Stef was the man Susan had met in a public rest room. “I don’t talk about Stef all the time.”
“It seems like you do. And what you say is so horrible, even if you talk about him a little it’s a lot.”
How could we have pretended to be friends for so long, Susan thought.
“Especially when you talk about him and that Italian girl, it’s so awful it makes me hurt inside. Don’t you see how they’re using you?”
“They’re not using me,” Susan said stiffly.
“Oh no, what about the time they tried to shoot you up in the bathroom at Area, or wherever the fuck you were?”
“They didn’t shoot me up.”
“They tried.”
“Not very hard, obviously. Anyway, it doesn’t matter if they’re using me, I don’t care. I’m doing this thing with them because I want to. I can take care of myself, and I’m not trying to make you a part of it.”
“But when you tell me stories like that nipple-piercing thing, you are making me part of it. Why do you put yourself in positions where you have to take care of yourself?”
They stared at each other with what seemed painfully close to hate. A raw feeling traveled up Susan’s throat. She was sweating.
Leisha spoke slowly and deliberately. “I think you’re involved with them because you don’t have anything else to do. I think you think it’s interesting .” This last word was sarcastic enough for two or three words. “And it’s not interesting at all. It is sordid and disgusting.” Her nostrils dilated.
“How dare you?” said Susan. “How dare you judge me?”
Susan opened her eyes and contemplated the maniacal outline of a feathered hat hanging on Bobby’s coatrack. In retrospect she had to admit that part of her anger had come from the element of truth in Leisha’s last accusation. But Stef and Anna had been interesting to her at the time; and anyway, how dare she indeed?

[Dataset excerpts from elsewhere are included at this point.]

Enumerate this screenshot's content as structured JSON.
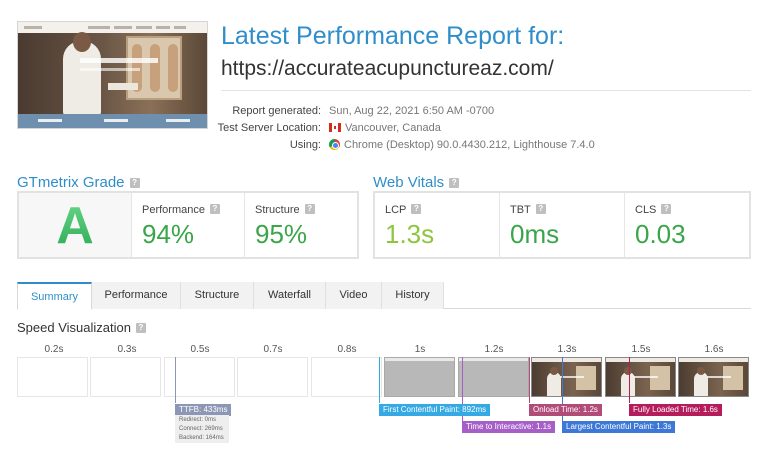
{
  "header": {
    "title": "Latest Performance Report for:",
    "url": "https://accurateacupunctureaz.com/",
    "meta": [
      {
        "label": "Report generated:",
        "value": "Sun, Aug 22, 2021 6:50 AM -0700",
        "icon": ""
      },
      {
        "label": "Test Server Location:",
        "value": "Vancouver, Canada",
        "icon": "canada-flag-icon"
      },
      {
        "label": "Using:",
        "value": "Chrome (Desktop) 90.0.4430.212, Lighthouse 7.4.0",
        "icon": "chrome-icon"
      }
    ]
  },
  "grade": {
    "heading": "GTmetrix Grade",
    "letter": "A",
    "performance_label": "Performance",
    "performance_value": "94%",
    "structure_label": "Structure",
    "structure_value": "95%"
  },
  "vitals": {
    "heading": "Web Vitals",
    "lcp_label": "LCP",
    "lcp_value": "1.3s",
    "tbt_label": "TBT",
    "tbt_value": "0ms",
    "cls_label": "CLS",
    "cls_value": "0.03"
  },
  "tabs": [
    "Summary",
    "Performance",
    "Structure",
    "Waterfall",
    "Video",
    "History"
  ],
  "active_tab": "Summary",
  "speed": {
    "heading": "Speed Visualization",
    "ticks": [
      "0.2s",
      "0.3s",
      "0.5s",
      "0.7s",
      "0.8s",
      "1s",
      "1.2s",
      "1.3s",
      "1.5s",
      "1.6s"
    ],
    "frames": [
      "blank",
      "blank",
      "blank",
      "blank",
      "blank",
      "gray",
      "gray",
      "screenshot",
      "screenshot",
      "screenshot"
    ],
    "ttfb": {
      "label": "TTFB: 433ms",
      "redirect": "Redirect: 0ms",
      "connect": "Connect: 269ms",
      "backend": "Backend: 164ms"
    },
    "markers": {
      "fcp": "First Contentful Paint: 892ms",
      "tti": "Time to Interactive: 1.1s",
      "onload": "Onload Time: 1.2s",
      "lcp": "Largest Contentful Paint: 1.3s",
      "fully": "Fully Loaded Time: 1.6s"
    }
  },
  "colors": {
    "accent": "#2f8ec9",
    "grade": "#3aa54a",
    "lcp": "#8cc63f",
    "ttfb": "#8c97b6",
    "fcp": "#35a9e4",
    "tti": "#a55fc7",
    "onload": "#b14b78",
    "lcp_marker": "#3e78d6",
    "fully": "#b51c5c"
  }
}
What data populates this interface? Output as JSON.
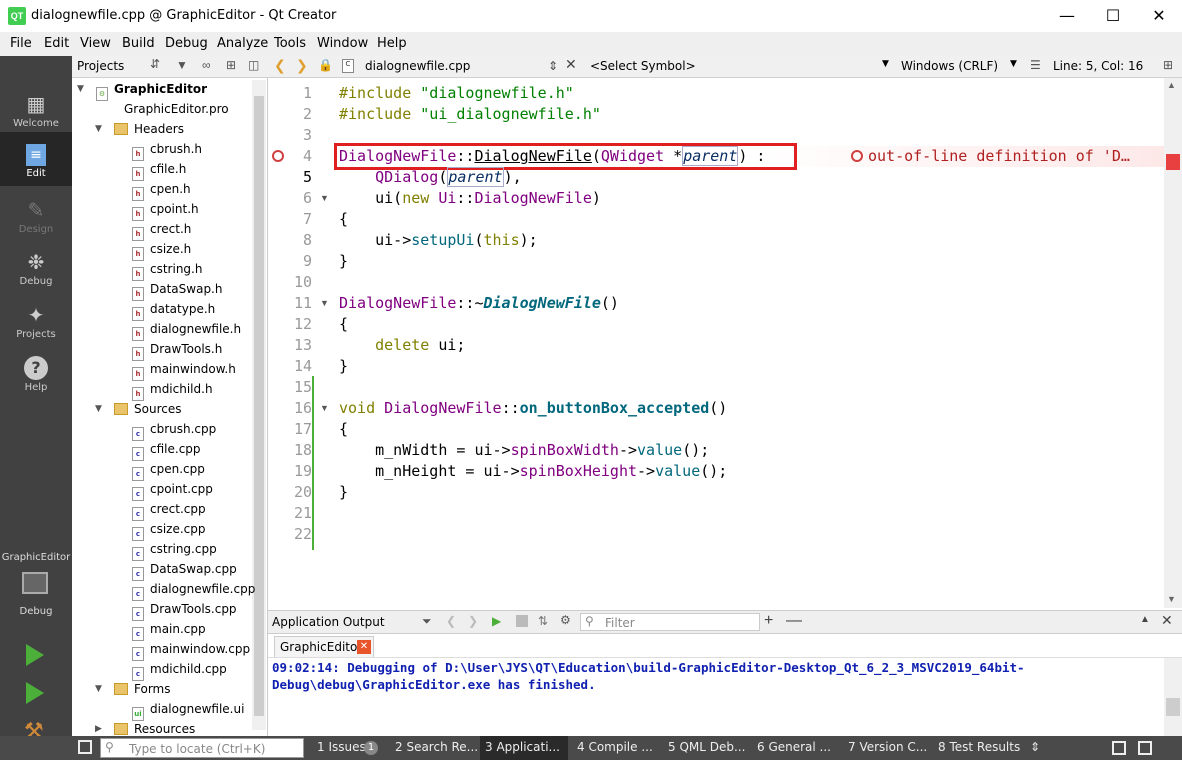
{
  "window": {
    "title": "dialognewfile.cpp @ GraphicEditor - Qt Creator",
    "icon_text": "QT"
  },
  "menu": [
    "File",
    "Edit",
    "View",
    "Build",
    "Debug",
    "Analyze",
    "Tools",
    "Window",
    "Help"
  ],
  "modes": [
    {
      "label": "Welcome",
      "icon": "grid-icon"
    },
    {
      "label": "Edit",
      "icon": "document-icon"
    },
    {
      "label": "Design",
      "icon": "pencil-icon"
    },
    {
      "label": "Debug",
      "icon": "bug-icon"
    },
    {
      "label": "Projects",
      "icon": "wrench-icon"
    },
    {
      "label": "Help",
      "icon": "question-icon"
    }
  ],
  "kit": {
    "project": "GraphicEditor",
    "config": "Debug"
  },
  "projects_panel": {
    "title": "Projects"
  },
  "tree": {
    "root": "GraphicEditor",
    "pro": "GraphicEditor.pro",
    "headers_label": "Headers",
    "headers": [
      "cbrush.h",
      "cfile.h",
      "cpen.h",
      "cpoint.h",
      "crect.h",
      "csize.h",
      "cstring.h",
      "DataSwap.h",
      "datatype.h",
      "dialognewfile.h",
      "DrawTools.h",
      "mainwindow.h",
      "mdichild.h"
    ],
    "sources_label": "Sources",
    "sources": [
      "cbrush.cpp",
      "cfile.cpp",
      "cpen.cpp",
      "cpoint.cpp",
      "crect.cpp",
      "csize.cpp",
      "cstring.cpp",
      "DataSwap.cpp",
      "dialognewfile.cpp",
      "DrawTools.cpp",
      "main.cpp",
      "mainwindow.cpp",
      "mdichild.cpp"
    ],
    "forms_label": "Forms",
    "forms": [
      "dialognewfile.ui"
    ],
    "resources_label": "Resources"
  },
  "editor": {
    "file_tab": "dialognewfile.cpp",
    "symbol": "<Select Symbol>",
    "line_ending": "Windows (CRLF)",
    "position": "Line: 5, Col: 16",
    "line_numbers": [
      "1",
      "2",
      "3",
      "4",
      "5",
      "6",
      "7",
      "8",
      "9",
      "10",
      "11",
      "12",
      "13",
      "14",
      "15",
      "16",
      "17",
      "18",
      "19",
      "20",
      "21",
      "22"
    ],
    "diagnostic": "out-of-line definition of 'D…"
  },
  "output": {
    "title": "Application Output",
    "filter_placeholder": "Filter",
    "tab": "GraphicEditor",
    "line1": "09:02:14: Debugging of D:\\User\\JYS\\QT\\Education\\build-GraphicEditor-Desktop_Qt_6_2_3_MSVC2019_64bit-",
    "line2": "Debug\\debug\\GraphicEditor.exe has finished."
  },
  "statusbar": {
    "locator_placeholder": "Type to locate (Ctrl+K)",
    "issues_count": "1",
    "panes": [
      "1 Issues",
      "2 Search Re...",
      "3 Applicati...",
      "4 Compile ...",
      "5 QML Deb...",
      "6 General ...",
      "7 Version C...",
      "8 Test Results"
    ]
  }
}
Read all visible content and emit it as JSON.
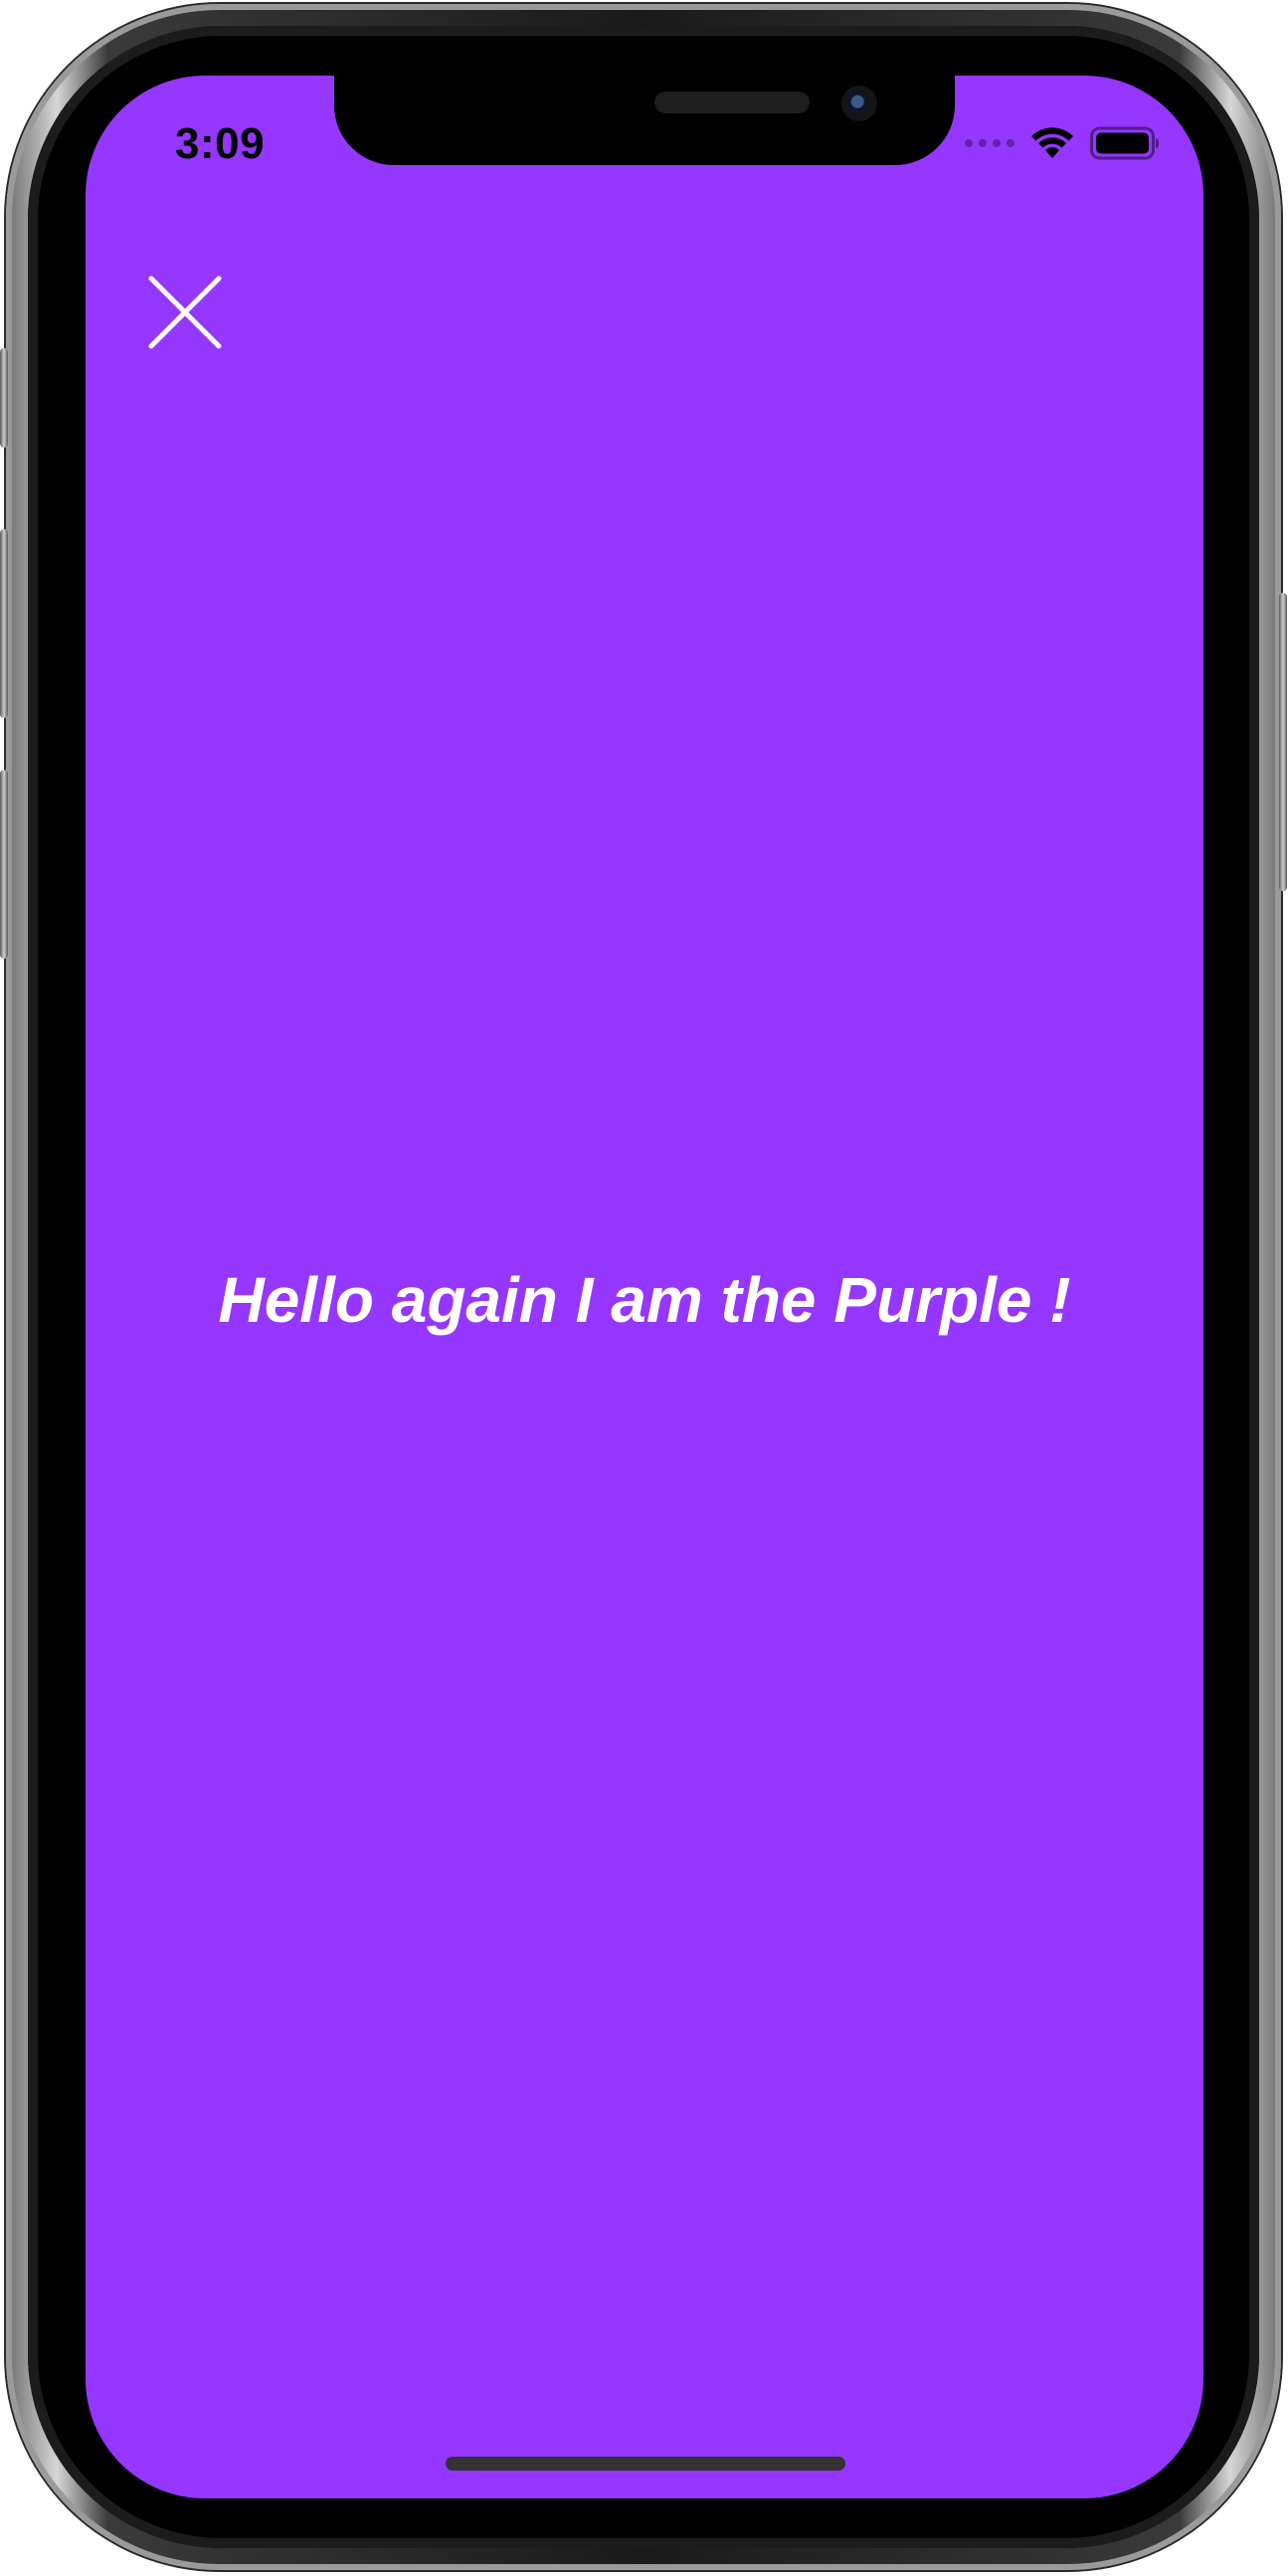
{
  "status_bar": {
    "time": "3:09"
  },
  "screen": {
    "background_color": "#9537FE",
    "message": "Hello again I am the Purple !",
    "close_icon": "close-icon"
  },
  "colors": {
    "text": "#FFFFFF",
    "home_indicator": "#333333"
  }
}
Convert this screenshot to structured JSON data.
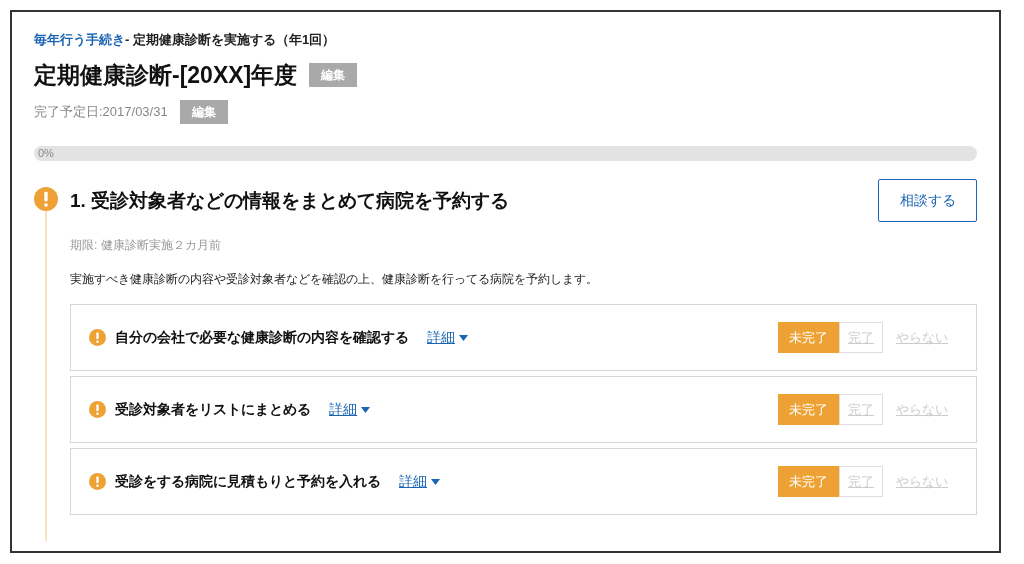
{
  "breadcrumb": {
    "link": "毎年行う手続き",
    "rest": "- 定期健康診断を実施する（年1回）"
  },
  "title": "定期健康診断-[20XX]年度",
  "title_edit": "編集",
  "due": "完了予定日:2017/03/31",
  "due_edit": "編集",
  "progress": {
    "level": 0,
    "label": "0%"
  },
  "section": {
    "title": "1. 受診対象者などの情報をまとめて病院を予約する",
    "consult": "相談する",
    "deadline": "期限: 健康診断実施２カ月前",
    "description": "実施すべき健康診断の内容や受診対象者などを確認の上、健康診断を行ってる病院を予約します。",
    "tasks": [
      {
        "title": "自分の会社で必要な健康診断の内容を確認する",
        "details": "詳細",
        "statuses": [
          {
            "label": "未完了",
            "selected": true
          },
          {
            "label": "完了",
            "selected": false
          }
        ],
        "skip": "やらない"
      },
      {
        "title": "受診対象者をリストにまとめる",
        "details": "詳細",
        "statuses": [
          {
            "label": "未完了",
            "selected": true
          },
          {
            "label": "完了",
            "selected": false
          }
        ],
        "skip": "やらない"
      },
      {
        "title": "受診をする病院に見積もりと予約を入れる",
        "details": "詳細",
        "statuses": [
          {
            "label": "未完了",
            "selected": true
          },
          {
            "label": "完了",
            "selected": false
          }
        ],
        "skip": "やらない"
      }
    ]
  }
}
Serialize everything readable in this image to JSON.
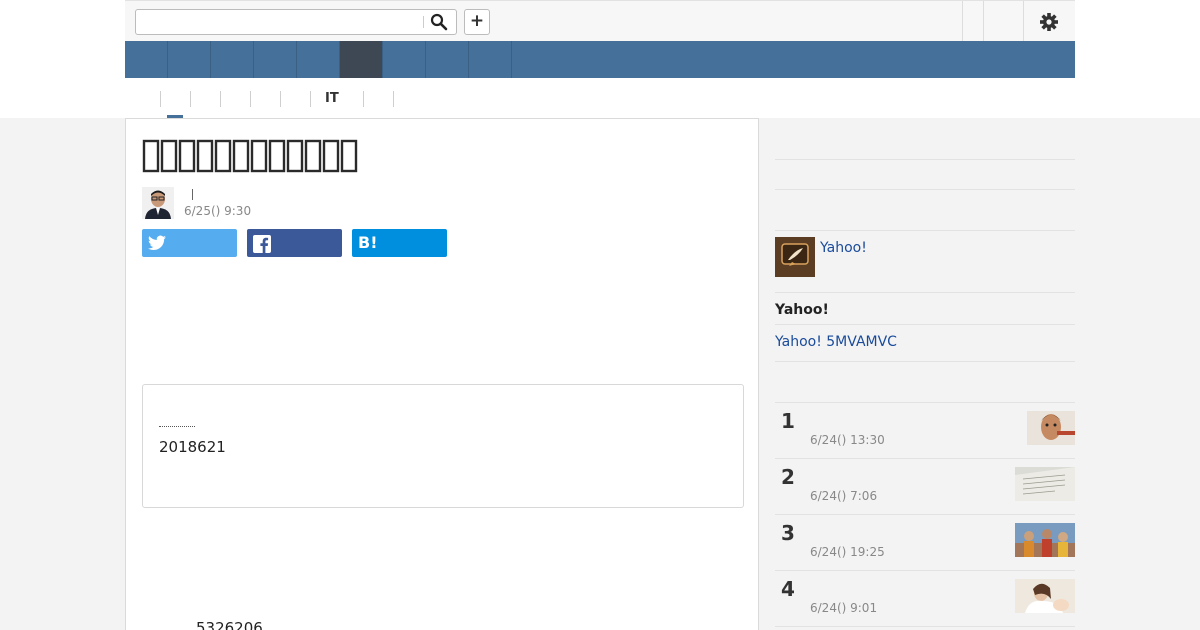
{
  "header": {
    "search": {
      "value": "",
      "placeholder": ""
    },
    "search_icon": "search-icon",
    "add_button_label": "+",
    "settings_icon": "gear-icon"
  },
  "nav": {
    "items": [
      "",
      "",
      "",
      "",
      "",
      "",
      "",
      "",
      ""
    ],
    "active_index": 5
  },
  "subnav": {
    "items": [
      "",
      "",
      "",
      "",
      "",
      "IT",
      ""
    ],
    "active_index": 0
  },
  "article": {
    "title": "",
    "author": "",
    "date": "6/25() 9:30",
    "share": {
      "twitter_label": "",
      "facebook_label": "",
      "hatena_label": "B!"
    },
    "summary_label": "",
    "summary_number": "2018621",
    "body_number": "5326206"
  },
  "sidebar": {
    "yahoo_link": "Yahoo!",
    "heading": "Yahoo!",
    "link": "Yahoo! 5MVAMVC",
    "ranking": [
      {
        "rank": "1",
        "date": "6/24() 13:30"
      },
      {
        "rank": "2",
        "date": "6/24() 7:06"
      },
      {
        "rank": "3",
        "date": "6/24() 19:25"
      },
      {
        "rank": "4",
        "date": "6/24() 9:01"
      }
    ]
  },
  "colors": {
    "nav_bg": "#45709a",
    "nav_active": "#3d4854",
    "link": "#1a4b9b",
    "twitter": "#55acee",
    "facebook": "#3b5998",
    "hatena": "#008fde"
  }
}
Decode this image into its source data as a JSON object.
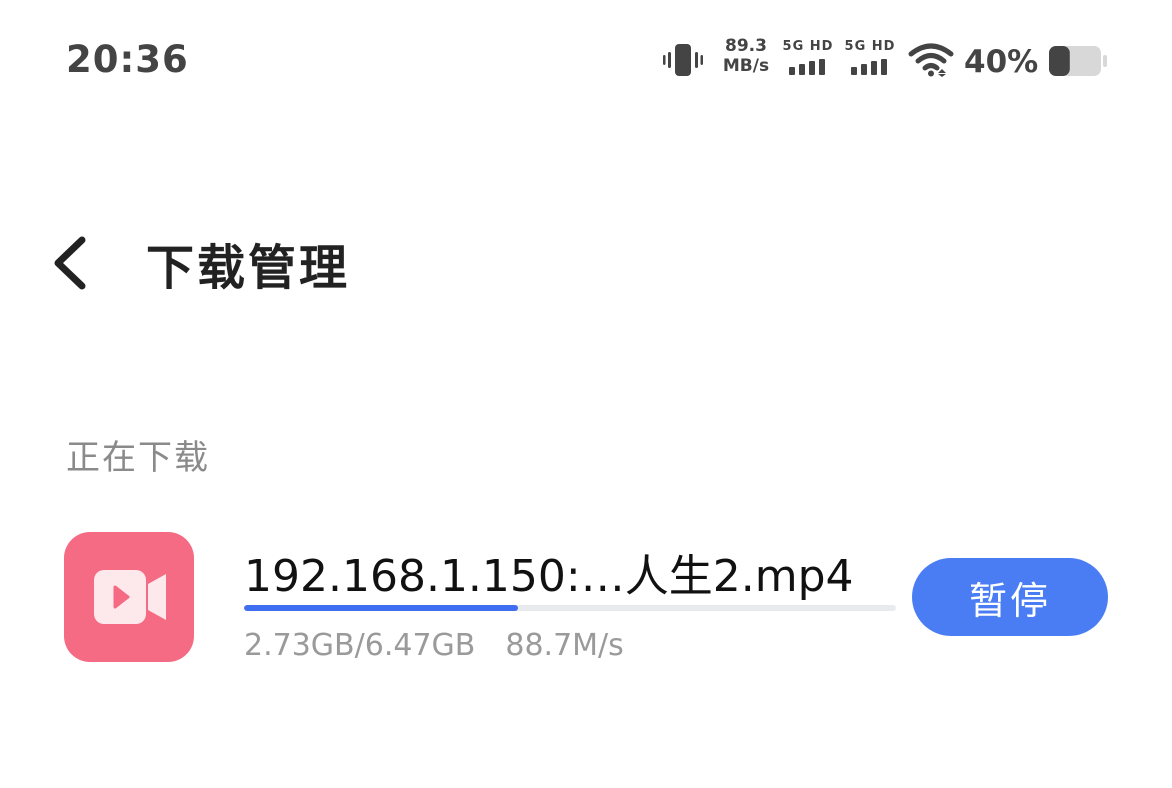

Susan turned over in bed. Their fantasies had changed, their tastes in props had diverged, and neither one could satisfy the other’s needs any longer. Since what they were inside didn’t matter, they separated. Susan had ended a chapter in her life, and doubtless it had felt the same to Leisha, who probably saw their friendship as a symbol of bad living and delusion. Leisha had sent Susan the engraved wedding invitation a week after their discussion. (“The honor of your presence is requested at the marriage of …”) Susan had said “How beautiful” to her empty apartment and summarily shredded the card.
Susan turned over again. Still, she wished she knew where Leisha was. She would like to talk to her. She remembered the time they had gone dancing one summer. They had danced for hours in a hot, damp place, until they collapsed in each other’s arms, Leisha’s small, sweating, palpitating chest pressed against hers. She remembered having the almost tangible sensation that they were creatures with delicate invisible feelers waving between them, sending tenderness and warmth from one to the other.